Ou bien, faute de pouvoir agir sur le voisinage immédiat qu'est la communauté de nos vingt-huit pays européens, réduire le champ de mon ambition votive à celui de la nation ? Puis-je aspirer à ce que, plus jamais sur la terre de France, celle des Lumières, dans un groupe industriel jadis nationalisé mais dont l'État détient encore un cinquième du capital, il soit admissible que le PDG puisse s'octroyer des millions d'euros de plus-values quand, pendant des mois, il contraint son propre salariat à choisir entre perdre son emploi ou rogner sur son salaire et ses jours de congés.
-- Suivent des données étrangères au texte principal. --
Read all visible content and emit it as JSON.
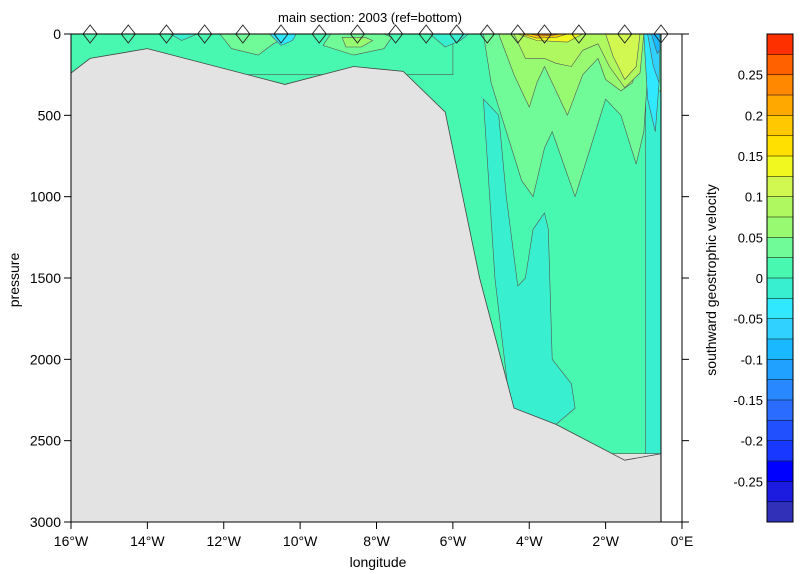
{
  "chart_data": {
    "type": "contour",
    "title": "main section: 2003 (ref=bottom)",
    "xlabel": "longitude",
    "ylabel": "pressure",
    "colorbar_label": "southward geostrophic velocity",
    "xlim": [
      -16,
      -0.5
    ],
    "ylim": [
      3000,
      0
    ],
    "x_ticks": [
      {
        "value": -16,
        "label": "16°W"
      },
      {
        "value": -14,
        "label": "14°W"
      },
      {
        "value": -12,
        "label": "12°W"
      },
      {
        "value": -10,
        "label": "10°W"
      },
      {
        "value": -8,
        "label": "8°W"
      },
      {
        "value": -6,
        "label": "6°W"
      },
      {
        "value": -4,
        "label": "4°W"
      },
      {
        "value": -2,
        "label": "2°W"
      },
      {
        "value": 0,
        "label": "0°E"
      }
    ],
    "y_ticks": [
      {
        "value": 0,
        "label": "0"
      },
      {
        "value": 500,
        "label": "500"
      },
      {
        "value": 1000,
        "label": "1000"
      },
      {
        "value": 1500,
        "label": "1500"
      },
      {
        "value": 2000,
        "label": "2000"
      },
      {
        "value": 2500,
        "label": "2500"
      },
      {
        "value": 3000,
        "label": "3000"
      }
    ],
    "station_longitudes": [
      -15.5,
      -14.5,
      -13.5,
      -12.5,
      -11.5,
      -10.5,
      -9.5,
      -8.5,
      -7.5,
      -6.7,
      -5.9,
      -5.1,
      -4.3,
      -3.6,
      -2.7,
      -1.5,
      -0.55
    ],
    "bottom_profile": [
      {
        "lon": -16.0,
        "pressure": 240
      },
      {
        "lon": -15.5,
        "pressure": 150
      },
      {
        "lon": -14.0,
        "pressure": 90
      },
      {
        "lon": -10.4,
        "pressure": 310
      },
      {
        "lon": -8.6,
        "pressure": 200
      },
      {
        "lon": -7.3,
        "pressure": 230
      },
      {
        "lon": -6.2,
        "pressure": 480
      },
      {
        "lon": -5.3,
        "pressure": 1500
      },
      {
        "lon": -4.4,
        "pressure": 2300
      },
      {
        "lon": -3.3,
        "pressure": 2400
      },
      {
        "lon": -1.5,
        "pressure": 2620
      },
      {
        "lon": -0.55,
        "pressure": 2580
      }
    ],
    "colorbar": {
      "levels": [
        -0.3,
        -0.275,
        -0.25,
        -0.225,
        -0.2,
        -0.175,
        -0.15,
        -0.125,
        -0.1,
        -0.075,
        -0.05,
        -0.025,
        0,
        0.025,
        0.05,
        0.075,
        0.1,
        0.125,
        0.15,
        0.175,
        0.2,
        0.225,
        0.25,
        0.275,
        0.3
      ],
      "colors": [
        "#3030b8",
        "#1c1ce0",
        "#0000ff",
        "#1838ff",
        "#2050ff",
        "#2a6cff",
        "#2888ff",
        "#20a0ff",
        "#1ab8ff",
        "#30d0ff",
        "#30e8ff",
        "#38f0d0",
        "#48f8b0",
        "#70fa98",
        "#98fa70",
        "#b0f860",
        "#d0f850",
        "#f0f820",
        "#ffe000",
        "#ffc800",
        "#ffa800",
        "#ff8800",
        "#ff6000",
        "#ff3000"
      ],
      "tick_labels": [
        {
          "value": 0.25,
          "label": "0.25"
        },
        {
          "value": 0.2,
          "label": "0.2"
        },
        {
          "value": 0.15,
          "label": "0.15"
        },
        {
          "value": 0.1,
          "label": "0.1"
        },
        {
          "value": 0.05,
          "label": "0.05"
        },
        {
          "value": 0,
          "label": "0"
        },
        {
          "value": -0.05,
          "label": "-0.05"
        },
        {
          "value": -0.1,
          "label": "-0.1"
        },
        {
          "value": -0.15,
          "label": "-0.15"
        },
        {
          "value": -0.2,
          "label": "-0.2"
        },
        {
          "value": -0.25,
          "label": "-0.25"
        }
      ]
    },
    "regions": [
      {
        "name": "background-zero",
        "value": 0.01,
        "outline": [
          [
            -16,
            0
          ],
          [
            -0.5,
            0
          ],
          [
            -0.5,
            2580
          ],
          [
            -16,
            2580
          ]
        ]
      },
      {
        "name": "shelf-zero",
        "value": 0.01,
        "outline": [
          [
            -16,
            0
          ],
          [
            -6,
            0
          ],
          [
            -6,
            250
          ],
          [
            -16,
            250
          ]
        ]
      },
      {
        "name": "shelf-negative-1",
        "value": -0.01,
        "outline": [
          [
            -13.4,
            0
          ],
          [
            -13.1,
            40
          ],
          [
            -12.7,
            0
          ]
        ]
      },
      {
        "name": "shelf-positive-1",
        "value": 0.03,
        "outline": [
          [
            -12.1,
            0
          ],
          [
            -11.8,
            90
          ],
          [
            -11.1,
            130
          ],
          [
            -10.7,
            60
          ],
          [
            -10.2,
            0
          ]
        ]
      },
      {
        "name": "shelf-negative-2",
        "value": -0.04,
        "outline": [
          [
            -10.8,
            0
          ],
          [
            -10.5,
            70
          ],
          [
            -10.2,
            40
          ],
          [
            -10.1,
            0
          ]
        ]
      },
      {
        "name": "shelf-positive-2",
        "value": 0.035,
        "outline": [
          [
            -9.2,
            0
          ],
          [
            -9.4,
            70
          ],
          [
            -8.6,
            130
          ],
          [
            -7.8,
            90
          ],
          [
            -7.6,
            20
          ],
          [
            -7.8,
            0
          ]
        ]
      },
      {
        "name": "shelf-positive-3",
        "value": 0.06,
        "outline": [
          [
            -8.9,
            20
          ],
          [
            -8.8,
            80
          ],
          [
            -8.4,
            80
          ],
          [
            -8.1,
            40
          ],
          [
            -8.3,
            20
          ]
        ]
      },
      {
        "name": "shelf-negative-3",
        "value": -0.02,
        "outline": [
          [
            -6.6,
            0
          ],
          [
            -6.2,
            80
          ],
          [
            -5.8,
            40
          ],
          [
            -5.6,
            0
          ]
        ]
      },
      {
        "name": "deep-negative",
        "value": -0.01,
        "outline": [
          [
            -5.2,
            400
          ],
          [
            -4.9,
            1500
          ],
          [
            -4.5,
            2300
          ],
          [
            -3.3,
            2400
          ],
          [
            -2.8,
            2300
          ],
          [
            -2.9,
            2150
          ],
          [
            -3.4,
            2000
          ],
          [
            -3.5,
            1200
          ],
          [
            -3.6,
            1100
          ],
          [
            -3.9,
            1200
          ],
          [
            -4.1,
            1500
          ],
          [
            -4.3,
            1550
          ],
          [
            -4.6,
            1000
          ],
          [
            -4.8,
            500
          ]
        ]
      },
      {
        "name": "east-negative",
        "value": -0.01,
        "outline": [
          [
            -0.95,
            350
          ],
          [
            -0.95,
            2580
          ],
          [
            -0.55,
            2580
          ],
          [
            -0.55,
            350
          ]
        ]
      },
      {
        "name": "upper-positive",
        "value": 0.04,
        "outline": [
          [
            -5.2,
            0
          ],
          [
            -5.0,
            300
          ],
          [
            -4.6,
            600
          ],
          [
            -4.2,
            900
          ],
          [
            -3.9,
            1000
          ],
          [
            -3.6,
            700
          ],
          [
            -3.4,
            600
          ],
          [
            -3.1,
            800
          ],
          [
            -2.8,
            1000
          ],
          [
            -2.4,
            700
          ],
          [
            -2.0,
            400
          ],
          [
            -1.6,
            500
          ],
          [
            -1.2,
            800
          ],
          [
            -1.0,
            600
          ],
          [
            -0.9,
            250
          ],
          [
            -0.8,
            0
          ]
        ]
      },
      {
        "name": "upper-positive-2",
        "value": 0.065,
        "outline": [
          [
            -4.8,
            0
          ],
          [
            -4.4,
            250
          ],
          [
            -4.0,
            450
          ],
          [
            -3.8,
            300
          ],
          [
            -3.6,
            200
          ],
          [
            -3.3,
            350
          ],
          [
            -3.0,
            500
          ],
          [
            -2.6,
            250
          ],
          [
            -2.2,
            150
          ],
          [
            -2.0,
            280
          ],
          [
            -1.6,
            350
          ],
          [
            -1.3,
            300
          ],
          [
            -1.1,
            150
          ],
          [
            -1.0,
            0
          ]
        ]
      },
      {
        "name": "upper-positive-3",
        "value": 0.085,
        "outline": [
          [
            -4.4,
            0
          ],
          [
            -4.1,
            150
          ],
          [
            -3.6,
            150
          ],
          [
            -3.3,
            180
          ],
          [
            -2.9,
            200
          ],
          [
            -2.6,
            100
          ],
          [
            -2.2,
            60
          ],
          [
            -1.9,
            200
          ],
          [
            -1.5,
            330
          ],
          [
            -1.1,
            240
          ],
          [
            -1.0,
            0
          ]
        ]
      },
      {
        "name": "upper-positive-4",
        "value": 0.115,
        "outline": [
          [
            -2.0,
            0
          ],
          [
            -1.8,
            140
          ],
          [
            -1.5,
            280
          ],
          [
            -1.2,
            200
          ],
          [
            -1.1,
            0
          ]
        ]
      },
      {
        "name": "upper-positive-5",
        "value": 0.14,
        "outline": [
          [
            -4.3,
            0
          ],
          [
            -3.8,
            40
          ],
          [
            -3.0,
            50
          ],
          [
            -2.6,
            0
          ]
        ]
      },
      {
        "name": "core-1",
        "value": 0.19,
        "outline": [
          [
            -4.2,
            0
          ],
          [
            -3.8,
            25
          ],
          [
            -3.3,
            20
          ],
          [
            -3.0,
            0
          ]
        ]
      },
      {
        "name": "core-2",
        "value": 0.24,
        "outline": [
          [
            -4.0,
            0
          ],
          [
            -3.7,
            12
          ],
          [
            -3.4,
            8
          ],
          [
            -3.2,
            0
          ]
        ]
      },
      {
        "name": "east-neg-1",
        "value": -0.03,
        "outline": [
          [
            -1.0,
            0
          ],
          [
            -0.9,
            400
          ],
          [
            -0.7,
            600
          ],
          [
            -0.6,
            300
          ],
          [
            -0.6,
            0
          ]
        ]
      },
      {
        "name": "east-neg-2",
        "value": -0.06,
        "outline": [
          [
            -0.9,
            0
          ],
          [
            -0.75,
            200
          ],
          [
            -0.6,
            300
          ],
          [
            -0.58,
            0
          ]
        ]
      },
      {
        "name": "east-neg-3",
        "value": -0.1,
        "outline": [
          [
            -0.8,
            0
          ],
          [
            -0.65,
            120
          ],
          [
            -0.58,
            100
          ],
          [
            -0.58,
            0
          ]
        ]
      }
    ]
  }
}
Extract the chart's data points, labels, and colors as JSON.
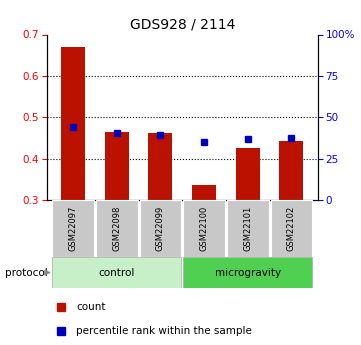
{
  "title": "GDS928 / 2114",
  "samples": [
    "GSM22097",
    "GSM22098",
    "GSM22099",
    "GSM22100",
    "GSM22101",
    "GSM22102"
  ],
  "groups": [
    "control",
    "control",
    "control",
    "microgravity",
    "microgravity",
    "microgravity"
  ],
  "control_color": "#c8f0c8",
  "microgravity_color": "#50d050",
  "sample_box_color": "#c8c8c8",
  "count_values": [
    0.67,
    0.465,
    0.462,
    0.336,
    0.425,
    0.442
  ],
  "percentile_values": [
    0.476,
    0.462,
    0.458,
    0.44,
    0.448,
    0.45
  ],
  "ylim_left": [
    0.3,
    0.7
  ],
  "ylim_right": [
    0,
    100
  ],
  "yticks_left": [
    0.3,
    0.4,
    0.5,
    0.6,
    0.7
  ],
  "yticks_right": [
    0,
    25,
    50,
    75,
    100
  ],
  "grid_yticks": [
    0.4,
    0.5,
    0.6
  ],
  "bar_color": "#bb1100",
  "dot_color": "#0000bb",
  "background_color": "#ffffff",
  "label_count": "count",
  "label_percentile": "percentile rank within the sample",
  "protocol_label": "protocol"
}
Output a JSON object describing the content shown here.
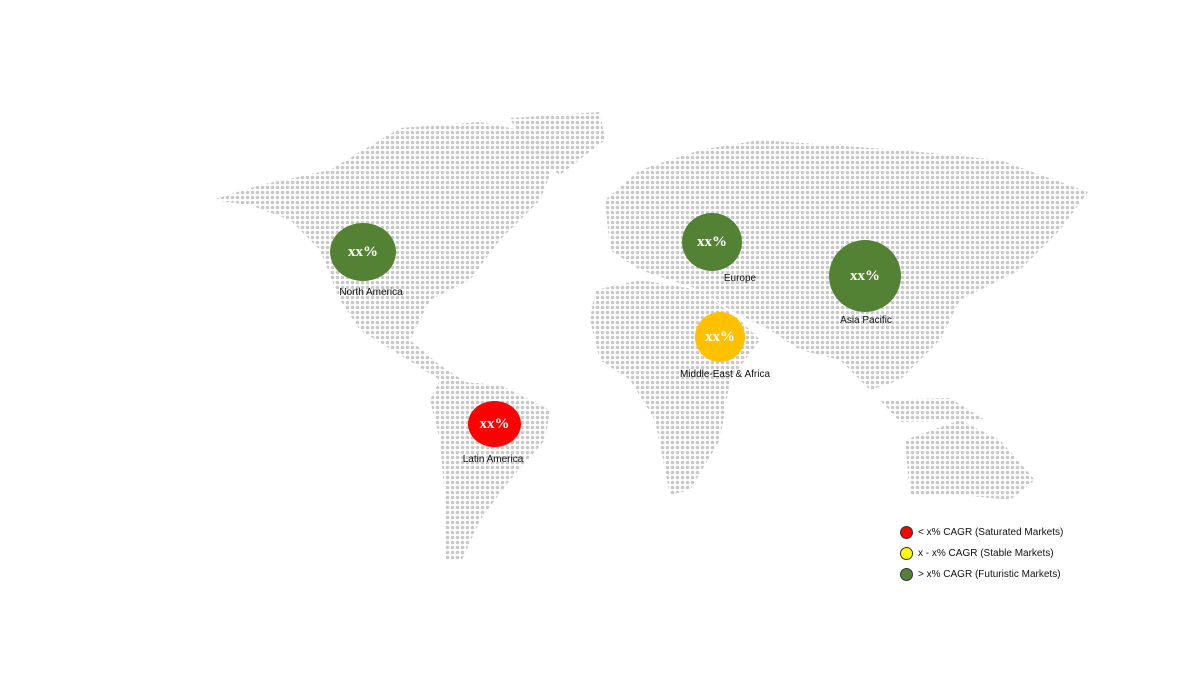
{
  "regions": [
    {
      "name": "North America",
      "value": "xx%",
      "color": "#548235"
    },
    {
      "name": "Europe",
      "value": "xx%",
      "color": "#548235"
    },
    {
      "name": "Asia Pacific",
      "value": "xx%",
      "color": "#548235"
    },
    {
      "name": "Middle-East & Africa",
      "value": "xx%",
      "color": "#ffc000"
    },
    {
      "name": "Latin America",
      "value": "xx%",
      "color": "#ff0000"
    }
  ],
  "legend": [
    {
      "label": "< x% CAGR (Saturated Markets)",
      "color": "#ff0000"
    },
    {
      "label": "x - x% CAGR (Stable Markets)",
      "color": "#ffff00"
    },
    {
      "label": "> x% CAGR (Futuristic Markets)",
      "color": "#548235"
    }
  ],
  "map_dot_color": "#c8c8c8"
}
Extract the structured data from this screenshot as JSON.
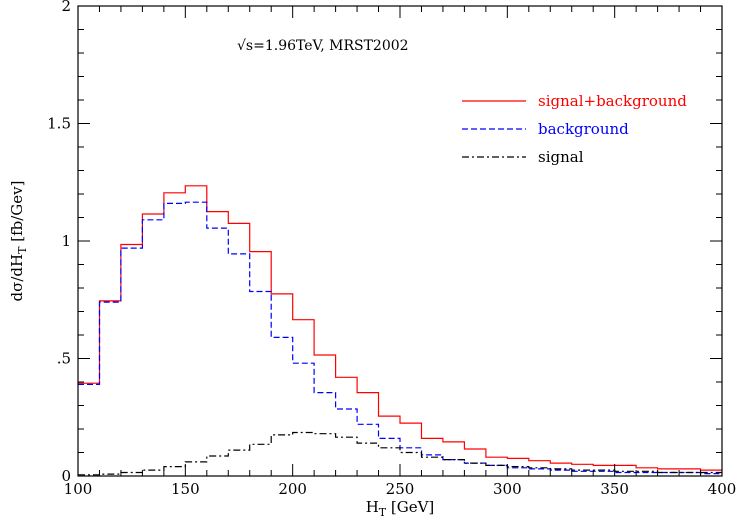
{
  "chart_data": {
    "type": "line",
    "step": true,
    "xlabel": "H",
    "xlabel_sub": "T",
    "xlabel_unit": " [GeV]",
    "ylabel": "dσ/dH",
    "ylabel_sub": "T",
    "ylabel_unit": " [fb/Gev]",
    "annotation": "√s=1.96TeV,  MRST2002",
    "xlim": [
      100,
      400
    ],
    "ylim": [
      0,
      2
    ],
    "x_ticks": [
      100,
      150,
      200,
      250,
      300,
      350,
      400
    ],
    "x_tick_labels": [
      "100",
      "150",
      "200",
      "250",
      "300",
      "350",
      "400"
    ],
    "y_ticks": [
      0,
      0.5,
      1,
      1.5,
      2
    ],
    "y_tick_labels": [
      "0",
      ".5",
      "1",
      "1.5",
      "2"
    ],
    "legend_position": "top-right",
    "bin_edges": [
      100,
      110,
      120,
      130,
      140,
      150,
      160,
      170,
      180,
      190,
      200,
      210,
      220,
      230,
      240,
      250,
      260,
      270,
      280,
      290,
      300,
      310,
      320,
      330,
      340,
      350,
      360,
      370,
      380,
      390,
      400
    ],
    "series": [
      {
        "name": "signal+background",
        "color": "#ff0000",
        "dash": "solid",
        "values": [
          0.395,
          0.745,
          0.985,
          1.115,
          1.205,
          1.235,
          1.125,
          1.075,
          0.955,
          0.775,
          0.665,
          0.515,
          0.42,
          0.355,
          0.255,
          0.225,
          0.16,
          0.145,
          0.115,
          0.08,
          0.075,
          0.065,
          0.055,
          0.05,
          0.045,
          0.045,
          0.035,
          0.03,
          0.03,
          0.025
        ]
      },
      {
        "name": "background",
        "color": "#0000ff",
        "dash": "dashed",
        "values": [
          0.39,
          0.74,
          0.97,
          1.09,
          1.16,
          1.165,
          1.055,
          0.945,
          0.785,
          0.59,
          0.48,
          0.355,
          0.285,
          0.22,
          0.16,
          0.12,
          0.09,
          0.07,
          0.055,
          0.045,
          0.035,
          0.03,
          0.025,
          0.02,
          0.02,
          0.015,
          0.015,
          0.015,
          0.015,
          0.01
        ]
      },
      {
        "name": "signal",
        "color": "#000000",
        "dash": "dashdot",
        "values": [
          0.005,
          0.008,
          0.015,
          0.025,
          0.04,
          0.06,
          0.085,
          0.11,
          0.135,
          0.175,
          0.185,
          0.18,
          0.165,
          0.14,
          0.12,
          0.1,
          0.08,
          0.07,
          0.055,
          0.045,
          0.04,
          0.035,
          0.03,
          0.025,
          0.025,
          0.02,
          0.02,
          0.015,
          0.015,
          0.015
        ]
      }
    ]
  }
}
Ou, plus régionalement encore, ambitionner pragmatiquement et égoïstement que, si le rapport entre les revenus annuels des résidents de la plus riche des communes du Var et ceux des habitants de La Seyne est de plus du double, celui des dotations respectives de l'État à ces deux collectivités locales, supposées solidaires et compensatrices des inégalités, ne soit plus, toutes péréquations incluses et rapportées au nombre d'habitants, limité à un peu moins des deux tiers... ?
FRATERNITÉS...
Ou encore, si espérer à l'échelle nationale me paraît encore par trop ambitieux, rêver pour une vie locale meilleure ? Que, par exemple, tandis qu'un groupe industriel affichant, du haut de ses 32 milliards d'euros de chiffre d'affaires (2015), sa suffisance et son mépris d'une population, veut s'arroger le droit de traverser les communes du "Grand Toulon" en pourrissant la qualité de vie de leurs habitants pour transporter des pierres devant permettre la réalisation d'un quartier monégasque de standing dont les résidences coûteront des dizaines de milliers d'euros du mètre-carré, on obtienne à bon droit des garanties de sécurité environnementale et des contreparties aux désagréments, ce qui serait bien le moins quand, juste à côté, en permanence et depuis des décennies, des milliers de foyers de chez nous sont en attente d'un logement social auquel la solidarité nationale leur donne pourtant légalement droit...
TÉMÉRITÉS...
Ou enfin, si je n'ose même pas envisager, dans mon propre environnement local, d'avoir le courage de l'indignation et de la lutte, au moins formuler un vœu pour ma propre personne en mon logis ?...
Celui de ne plus oser me regarder dans le miroir, moi qui me dis républicain, démocrate, fraternel, si j'étais, malgré ce, disposé à accepter bras ballants tous ces indicibles scandales qui, de mon voisinage à l'autre bout de la Terre, constituent autant de hontes pour l'Humanité.